Monday 30 January 2012

UK: financial regulation reform - Financial Services Bill introduced in Parliament

The Financial Services Bill was introduced in Parliament last Thursday and received its First Reading. Second Reading, which will provide MPs with their first opportunity to debate the main principles of the Bill, is scheduled for today. The Bill's progress can be followed here. A copy of the Bill as introduced is available here (html) and here (pdf). Explanatory notes are available here (html) and here (pdf).

The Government has also published another White Paper - A new approach to financial regulation: securing stability, protecting consumers, available here (pdf) - which builds on earlier White Papers and sets out its response to some of the recommendations made by the Treasury Select Committee and Pre-Legislative Scrutiny Committee in respect of an earlier draft of the Bill.
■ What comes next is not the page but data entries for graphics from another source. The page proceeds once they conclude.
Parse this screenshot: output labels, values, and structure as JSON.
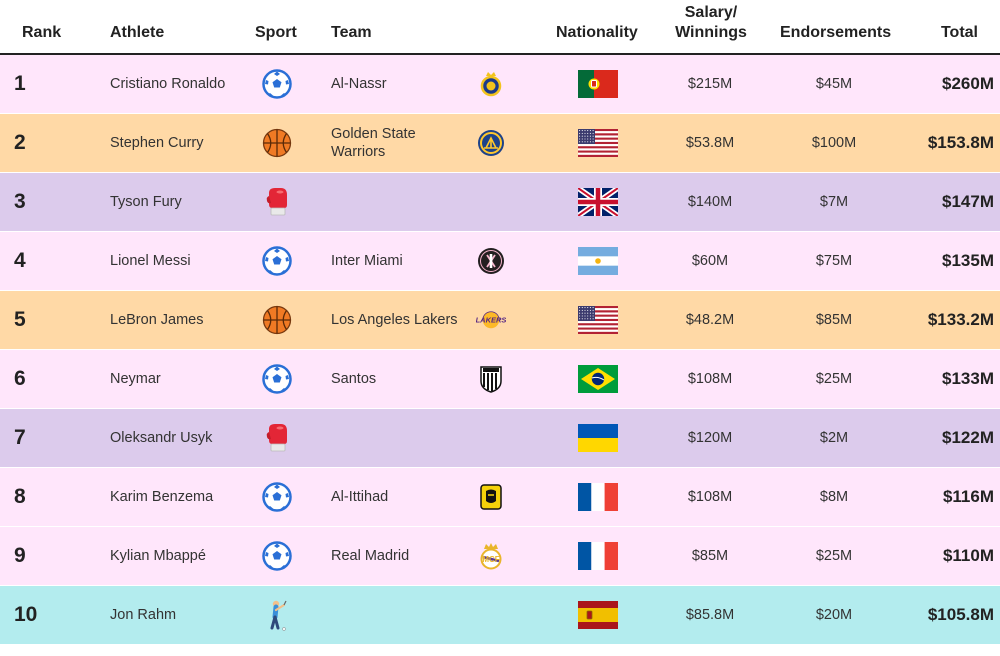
{
  "headers": {
    "rank": "Rank",
    "athlete": "Athlete",
    "sport": "Sport",
    "team": "Team",
    "nationality": "Nationality",
    "salary_line1": "Salary/",
    "salary_line2": "Winnings",
    "endorsements": "Endorsements",
    "total": "Total"
  },
  "colors": {
    "soccer": "#ffe6fb",
    "basketball": "#ffd9a6",
    "boxing": "#dccbec",
    "golf": "#b3ecee"
  },
  "rows": [
    {
      "rank": "1",
      "athlete": "Cristiano Ronaldo",
      "sport": "soccer-icon",
      "team": "Al-Nassr",
      "team_logo": "al-nassr-logo",
      "flag": "portugal-flag",
      "salary": "$215M",
      "endorsements": "$45M",
      "total": "$260M",
      "color": "#ffe6fb"
    },
    {
      "rank": "2",
      "athlete": "Stephen Curry",
      "sport": "basketball-icon",
      "team": "Golden State Warriors",
      "team_logo": "warriors-logo",
      "flag": "usa-flag",
      "salary": "$53.8M",
      "endorsements": "$100M",
      "total": "$153.8M",
      "color": "#ffd9a6"
    },
    {
      "rank": "3",
      "athlete": "Tyson Fury",
      "sport": "boxing-glove-icon",
      "team": "",
      "team_logo": "",
      "flag": "uk-flag",
      "salary": "$140M",
      "endorsements": "$7M",
      "total": "$147M",
      "color": "#dccbec"
    },
    {
      "rank": "4",
      "athlete": "Lionel Messi",
      "sport": "soccer-icon",
      "team": "Inter Miami",
      "team_logo": "inter-miami-logo",
      "flag": "argentina-flag",
      "salary": "$60M",
      "endorsements": "$75M",
      "total": "$135M",
      "color": "#ffe6fb"
    },
    {
      "rank": "5",
      "athlete": "LeBron James",
      "sport": "basketball-icon",
      "team": "Los Angeles Lakers",
      "team_logo": "lakers-logo",
      "flag": "usa-flag",
      "salary": "$48.2M",
      "endorsements": "$85M",
      "total": "$133.2M",
      "color": "#ffd9a6"
    },
    {
      "rank": "6",
      "athlete": "Neymar",
      "sport": "soccer-icon",
      "team": "Santos",
      "team_logo": "santos-logo",
      "flag": "brazil-flag",
      "salary": "$108M",
      "endorsements": "$25M",
      "total": "$133M",
      "color": "#ffe6fb"
    },
    {
      "rank": "7",
      "athlete": "Oleksandr Usyk",
      "sport": "boxing-glove-icon",
      "team": "",
      "team_logo": "",
      "flag": "ukraine-flag",
      "salary": "$120M",
      "endorsements": "$2M",
      "total": "$122M",
      "color": "#dccbec"
    },
    {
      "rank": "8",
      "athlete": "Karim Benzema",
      "sport": "soccer-icon",
      "team": "Al-Ittihad",
      "team_logo": "al-ittihad-logo",
      "flag": "france-flag",
      "salary": "$108M",
      "endorsements": "$8M",
      "total": "$116M",
      "color": "#ffe6fb"
    },
    {
      "rank": "9",
      "athlete": "Kylian Mbappé",
      "sport": "soccer-icon",
      "team": "Real Madrid",
      "team_logo": "real-madrid-logo",
      "flag": "france-flag",
      "salary": "$85M",
      "endorsements": "$25M",
      "total": "$110M",
      "color": "#ffe6fb"
    },
    {
      "rank": "10",
      "athlete": "Jon Rahm",
      "sport": "golfer-icon",
      "team": "",
      "team_logo": "",
      "flag": "spain-flag",
      "salary": "$85.8M",
      "endorsements": "$20M",
      "total": "$105.8M",
      "color": "#b3ecee"
    }
  ]
}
Revised objectives have, for example, been provided for the Financial Conduct Authority (FCA); an explicit "duty to supervise" will be given to the Prudential Regulation Authority (PRA); and the Chancellor will be given a limited statutory power of direction over the Bank of England where a notification of risk to public funds has been made by the Bank's Governor and there is a serious threat to financial stability.
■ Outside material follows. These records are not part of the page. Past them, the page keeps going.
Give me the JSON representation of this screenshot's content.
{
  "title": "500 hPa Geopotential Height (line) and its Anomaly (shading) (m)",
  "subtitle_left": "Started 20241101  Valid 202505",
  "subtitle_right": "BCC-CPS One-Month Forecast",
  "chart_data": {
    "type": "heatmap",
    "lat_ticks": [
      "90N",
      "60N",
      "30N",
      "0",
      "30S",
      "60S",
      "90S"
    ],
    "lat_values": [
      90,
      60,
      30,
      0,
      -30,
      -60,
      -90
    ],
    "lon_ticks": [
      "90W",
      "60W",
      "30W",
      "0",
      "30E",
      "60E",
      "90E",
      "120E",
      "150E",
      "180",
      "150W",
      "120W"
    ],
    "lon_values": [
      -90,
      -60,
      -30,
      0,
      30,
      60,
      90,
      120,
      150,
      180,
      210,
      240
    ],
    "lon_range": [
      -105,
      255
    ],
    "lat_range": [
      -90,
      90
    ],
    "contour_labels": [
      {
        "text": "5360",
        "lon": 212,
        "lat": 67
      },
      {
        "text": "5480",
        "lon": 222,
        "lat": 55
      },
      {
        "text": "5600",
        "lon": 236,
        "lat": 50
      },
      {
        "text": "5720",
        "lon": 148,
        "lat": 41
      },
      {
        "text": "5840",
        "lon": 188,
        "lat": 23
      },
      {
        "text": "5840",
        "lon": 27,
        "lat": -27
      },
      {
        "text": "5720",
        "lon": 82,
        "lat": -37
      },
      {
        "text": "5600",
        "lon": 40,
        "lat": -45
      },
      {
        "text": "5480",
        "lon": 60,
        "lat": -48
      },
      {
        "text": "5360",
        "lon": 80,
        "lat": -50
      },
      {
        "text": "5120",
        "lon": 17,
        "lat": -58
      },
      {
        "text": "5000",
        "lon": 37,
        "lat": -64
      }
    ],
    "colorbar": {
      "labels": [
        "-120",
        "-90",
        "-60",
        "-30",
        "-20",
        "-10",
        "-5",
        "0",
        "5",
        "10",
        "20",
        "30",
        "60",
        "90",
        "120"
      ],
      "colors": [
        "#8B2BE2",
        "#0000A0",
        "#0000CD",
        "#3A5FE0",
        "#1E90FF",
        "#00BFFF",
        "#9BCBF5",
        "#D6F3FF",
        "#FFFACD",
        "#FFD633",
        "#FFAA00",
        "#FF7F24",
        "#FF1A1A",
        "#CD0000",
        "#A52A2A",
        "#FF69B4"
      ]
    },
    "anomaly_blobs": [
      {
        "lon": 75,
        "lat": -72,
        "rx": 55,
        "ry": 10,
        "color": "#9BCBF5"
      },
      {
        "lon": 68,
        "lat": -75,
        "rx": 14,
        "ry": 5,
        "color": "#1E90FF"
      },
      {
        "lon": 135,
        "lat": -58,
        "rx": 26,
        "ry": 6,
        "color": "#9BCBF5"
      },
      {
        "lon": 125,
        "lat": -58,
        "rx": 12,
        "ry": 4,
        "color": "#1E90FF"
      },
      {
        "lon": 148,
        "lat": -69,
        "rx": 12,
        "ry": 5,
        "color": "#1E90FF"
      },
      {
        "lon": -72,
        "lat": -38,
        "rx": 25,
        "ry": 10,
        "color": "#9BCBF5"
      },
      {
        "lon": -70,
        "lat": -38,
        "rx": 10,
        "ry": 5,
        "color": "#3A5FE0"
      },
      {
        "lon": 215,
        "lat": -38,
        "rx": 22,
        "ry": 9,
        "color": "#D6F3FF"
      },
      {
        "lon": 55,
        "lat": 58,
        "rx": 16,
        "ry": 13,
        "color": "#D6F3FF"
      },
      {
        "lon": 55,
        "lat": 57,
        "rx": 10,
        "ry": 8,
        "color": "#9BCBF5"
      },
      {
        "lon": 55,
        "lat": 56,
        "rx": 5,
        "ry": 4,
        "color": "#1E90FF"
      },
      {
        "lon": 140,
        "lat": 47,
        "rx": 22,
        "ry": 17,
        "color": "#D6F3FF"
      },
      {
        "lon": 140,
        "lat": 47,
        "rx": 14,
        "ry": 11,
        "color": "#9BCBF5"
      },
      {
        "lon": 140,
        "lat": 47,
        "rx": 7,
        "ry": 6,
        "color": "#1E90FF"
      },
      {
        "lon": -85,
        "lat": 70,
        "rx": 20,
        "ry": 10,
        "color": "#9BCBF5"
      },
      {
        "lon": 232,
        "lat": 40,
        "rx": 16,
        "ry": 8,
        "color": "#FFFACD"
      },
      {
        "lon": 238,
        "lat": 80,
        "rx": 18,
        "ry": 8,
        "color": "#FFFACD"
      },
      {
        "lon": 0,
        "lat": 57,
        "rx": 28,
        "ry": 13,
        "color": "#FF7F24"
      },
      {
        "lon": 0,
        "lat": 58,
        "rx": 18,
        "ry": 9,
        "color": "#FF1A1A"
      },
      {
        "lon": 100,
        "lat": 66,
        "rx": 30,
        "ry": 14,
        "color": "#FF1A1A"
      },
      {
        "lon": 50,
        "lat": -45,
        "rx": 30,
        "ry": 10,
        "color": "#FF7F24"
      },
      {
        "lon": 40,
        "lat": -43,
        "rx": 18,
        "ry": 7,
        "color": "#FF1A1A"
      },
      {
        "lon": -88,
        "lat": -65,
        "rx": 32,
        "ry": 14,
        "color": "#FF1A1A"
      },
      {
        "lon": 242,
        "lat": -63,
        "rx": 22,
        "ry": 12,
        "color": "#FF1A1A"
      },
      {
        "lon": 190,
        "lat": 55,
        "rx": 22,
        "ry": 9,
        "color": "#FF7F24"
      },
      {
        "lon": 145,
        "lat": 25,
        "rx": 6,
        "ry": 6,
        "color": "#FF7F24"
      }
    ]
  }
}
The White Paper also explains some new policy decisions including, for example, a much greater role for the FCA with regard to consumer credit. The Government also appears to have rejected calls for the creation of a Supervisory Board for the Bank of England, preferring instead the Bank's proposal for an Oversight Committee. Further consultation is promised in respect of the suggestion that the Threshold Conditions for authorisation should be reviewed and also with regard to the manner in which these Conditions are divided between the FCA and PRA. Further consultation is also to take place with regard to the macro-prudential tools available to the Financial Policy Committee (FPC). The Paper also explains that the Government will be consulting later this year in respect of a couple of issues identified by the Financial Services Authority in its report into the failure of Royal Bank of Scotland: should regulatory pre-approval be required for all significant merger and acquisition activity in the banking sector and are changes necessary to the liability regime for senior management and directors?
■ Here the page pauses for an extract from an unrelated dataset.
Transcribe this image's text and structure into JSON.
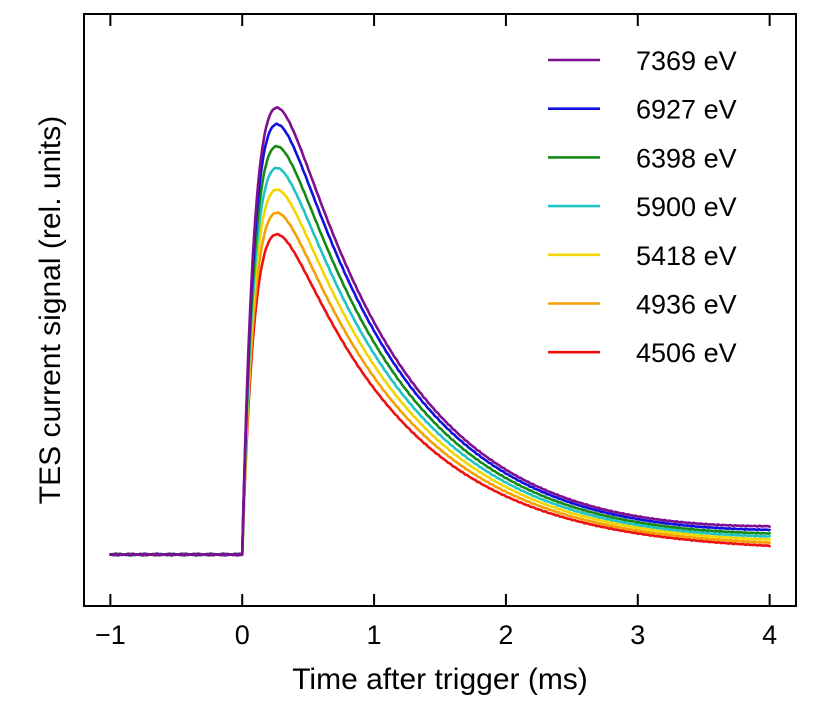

One of the recommendations made by the Scrutiny Committee was for the publication, alongside the Bill, of relevant secondary legislation including the Order under which the scope of the PRA's prudential supervision role would be defined. This has been done: a draft of the Financial Services and Markets Act 2000 (PRA-Regulated Activities) Order has been published (see here, pdf) along with further draft secondary legislation and draft memoranda of understanding (including a memorandum setting out the framework for coordination of financial crisis management between the Treasury, Bank of England and the PRA: see here.

Update (30 January 2012): Hansard, when recording the Bill's First Reading, also states that Second Reading was scheduled for today. This is a mistake. According to the Parliamentary Calendar, Second Reading has been timetabled for 6 February 2012.